Zoe diede un’occhiata al suo orologio. Nella stanza delle indagini, isolata e priva di finestre, non si era neanche resa conto di quanto fosse tardi. Il sole stava quasi per tramontare, dopodiché non ci sarebbe voluto molto tempo prima che lui colpisse.

Doveva darsi una mossa, immediatamente. Avrebbe dovuto percorrere il suo tragitto, capire le strade che avrebbe preso, dove sarebbe stato. Era ancora assolutamente probabile che Aisha fosse morta, che lui si sarebbe presentato sul posto soltanto per scaricare il suo cadavere. O che lei fosse viva, ma che non lo sarebbe più stata nel momento in cui lui avesse raggiunto la tavola calda. Zoe avrebbe dovuto stare sempre all’erta, tenere gli occhi ben aperti.

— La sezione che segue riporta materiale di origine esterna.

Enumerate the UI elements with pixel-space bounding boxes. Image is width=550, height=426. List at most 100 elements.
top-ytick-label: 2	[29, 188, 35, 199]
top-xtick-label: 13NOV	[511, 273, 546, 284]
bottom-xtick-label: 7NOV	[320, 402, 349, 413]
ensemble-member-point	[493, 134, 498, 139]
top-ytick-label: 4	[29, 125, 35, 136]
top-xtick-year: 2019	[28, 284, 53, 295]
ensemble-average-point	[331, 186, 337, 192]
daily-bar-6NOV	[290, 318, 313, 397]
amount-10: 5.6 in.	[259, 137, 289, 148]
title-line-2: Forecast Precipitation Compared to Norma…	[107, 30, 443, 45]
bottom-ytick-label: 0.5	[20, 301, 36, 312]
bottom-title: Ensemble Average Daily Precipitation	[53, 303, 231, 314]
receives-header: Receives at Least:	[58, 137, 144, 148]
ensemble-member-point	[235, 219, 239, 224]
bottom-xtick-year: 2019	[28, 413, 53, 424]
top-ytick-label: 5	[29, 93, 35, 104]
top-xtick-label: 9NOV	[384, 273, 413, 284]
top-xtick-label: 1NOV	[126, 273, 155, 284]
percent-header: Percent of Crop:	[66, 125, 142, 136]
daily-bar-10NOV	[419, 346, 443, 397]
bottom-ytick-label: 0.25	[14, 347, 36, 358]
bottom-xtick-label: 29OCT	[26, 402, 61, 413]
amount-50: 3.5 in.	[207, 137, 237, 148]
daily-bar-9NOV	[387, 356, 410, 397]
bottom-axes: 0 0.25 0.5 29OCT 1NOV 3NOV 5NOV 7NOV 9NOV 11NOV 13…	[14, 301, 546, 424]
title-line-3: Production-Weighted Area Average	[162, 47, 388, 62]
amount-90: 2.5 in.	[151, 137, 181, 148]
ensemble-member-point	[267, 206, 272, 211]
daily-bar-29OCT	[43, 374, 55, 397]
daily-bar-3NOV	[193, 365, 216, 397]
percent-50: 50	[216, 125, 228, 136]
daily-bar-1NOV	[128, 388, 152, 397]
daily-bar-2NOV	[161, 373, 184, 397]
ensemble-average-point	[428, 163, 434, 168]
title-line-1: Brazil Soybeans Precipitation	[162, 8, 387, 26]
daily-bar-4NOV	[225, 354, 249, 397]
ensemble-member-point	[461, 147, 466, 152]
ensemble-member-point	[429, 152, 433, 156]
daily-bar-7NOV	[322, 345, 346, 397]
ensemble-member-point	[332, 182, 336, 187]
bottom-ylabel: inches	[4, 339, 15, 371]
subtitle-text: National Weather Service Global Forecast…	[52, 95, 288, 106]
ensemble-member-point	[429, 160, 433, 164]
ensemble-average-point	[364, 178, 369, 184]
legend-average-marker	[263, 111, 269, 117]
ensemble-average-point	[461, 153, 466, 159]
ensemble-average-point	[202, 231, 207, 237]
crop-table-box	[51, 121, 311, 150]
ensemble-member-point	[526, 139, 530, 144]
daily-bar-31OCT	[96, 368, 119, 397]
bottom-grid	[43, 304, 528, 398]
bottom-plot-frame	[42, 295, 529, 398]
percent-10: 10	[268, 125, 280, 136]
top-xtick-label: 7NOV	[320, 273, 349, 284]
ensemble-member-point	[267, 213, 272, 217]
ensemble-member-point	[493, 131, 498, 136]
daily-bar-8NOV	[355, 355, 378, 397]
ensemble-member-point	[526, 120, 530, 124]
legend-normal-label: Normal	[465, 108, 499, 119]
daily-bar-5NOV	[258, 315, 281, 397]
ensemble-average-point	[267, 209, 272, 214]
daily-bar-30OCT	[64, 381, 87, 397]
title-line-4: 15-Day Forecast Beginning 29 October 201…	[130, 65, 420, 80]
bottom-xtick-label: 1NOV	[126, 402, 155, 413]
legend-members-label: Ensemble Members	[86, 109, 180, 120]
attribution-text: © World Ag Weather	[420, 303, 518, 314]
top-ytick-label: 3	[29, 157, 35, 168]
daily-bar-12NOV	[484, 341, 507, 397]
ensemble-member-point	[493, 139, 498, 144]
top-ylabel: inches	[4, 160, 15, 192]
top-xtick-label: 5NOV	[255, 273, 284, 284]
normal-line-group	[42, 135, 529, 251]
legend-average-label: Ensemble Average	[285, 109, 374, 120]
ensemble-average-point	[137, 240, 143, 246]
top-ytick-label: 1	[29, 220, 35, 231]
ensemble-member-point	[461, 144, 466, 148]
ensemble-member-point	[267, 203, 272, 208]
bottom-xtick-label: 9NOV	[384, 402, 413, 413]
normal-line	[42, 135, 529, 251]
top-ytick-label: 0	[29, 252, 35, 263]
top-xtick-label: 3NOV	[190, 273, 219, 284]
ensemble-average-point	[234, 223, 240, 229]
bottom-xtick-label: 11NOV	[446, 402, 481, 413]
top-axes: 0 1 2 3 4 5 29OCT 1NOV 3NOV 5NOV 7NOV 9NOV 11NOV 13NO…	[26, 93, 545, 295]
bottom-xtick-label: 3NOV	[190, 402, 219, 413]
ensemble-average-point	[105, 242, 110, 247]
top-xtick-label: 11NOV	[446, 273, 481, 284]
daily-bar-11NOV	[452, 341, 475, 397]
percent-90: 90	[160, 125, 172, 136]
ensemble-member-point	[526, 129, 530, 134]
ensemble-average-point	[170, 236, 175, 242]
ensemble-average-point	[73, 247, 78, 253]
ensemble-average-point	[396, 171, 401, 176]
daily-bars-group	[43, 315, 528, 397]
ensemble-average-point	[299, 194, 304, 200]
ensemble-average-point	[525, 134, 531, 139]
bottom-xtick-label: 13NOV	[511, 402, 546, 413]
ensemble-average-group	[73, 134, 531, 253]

Mettendo da parte la matematica, distaccandosi dallo schema, si sentì a disagio. Zoe pensò che valesse lo stesso per l’assassino, ma come avrebbe potuto saperlo con certezza? Riusciva a comprendere i numeri con una risonanza istintiva, ma la mente umana era qualcosa di completamente differente. Fu questa considerazione a terrorizzarla davvero, facendole saltare il cuore in gola: l’idea che lui potesse deviare adesso, alla fine.

“Grazie,” disse Zoe, affannosamente, alla sua interlocutrice.

“Non ringraziarmi,” rispose la dottoressa Applewhite. “A pensarci bene, potresti mostrarmi la tua gratitudine fissando un appuntamento con quella terapista che ti ho raccomandato.”

“A presto.” Zoe chiuse la chiamata con un leggero sorriso, ancora riluttante a prendere quell’impegno.

Non c’era molto tempo da perdere in convenevoli. Zoe adesso sapeva dove sarebbe stato l’assassino, e sapeva anche quando: molto presto. Cercò il numero di Shelley. Avrebbero dovuto incontrarsi lì; non poteva aspettare che la sua partner tornasse alla base operativa, quando la vita di qualcuno era in pericolo.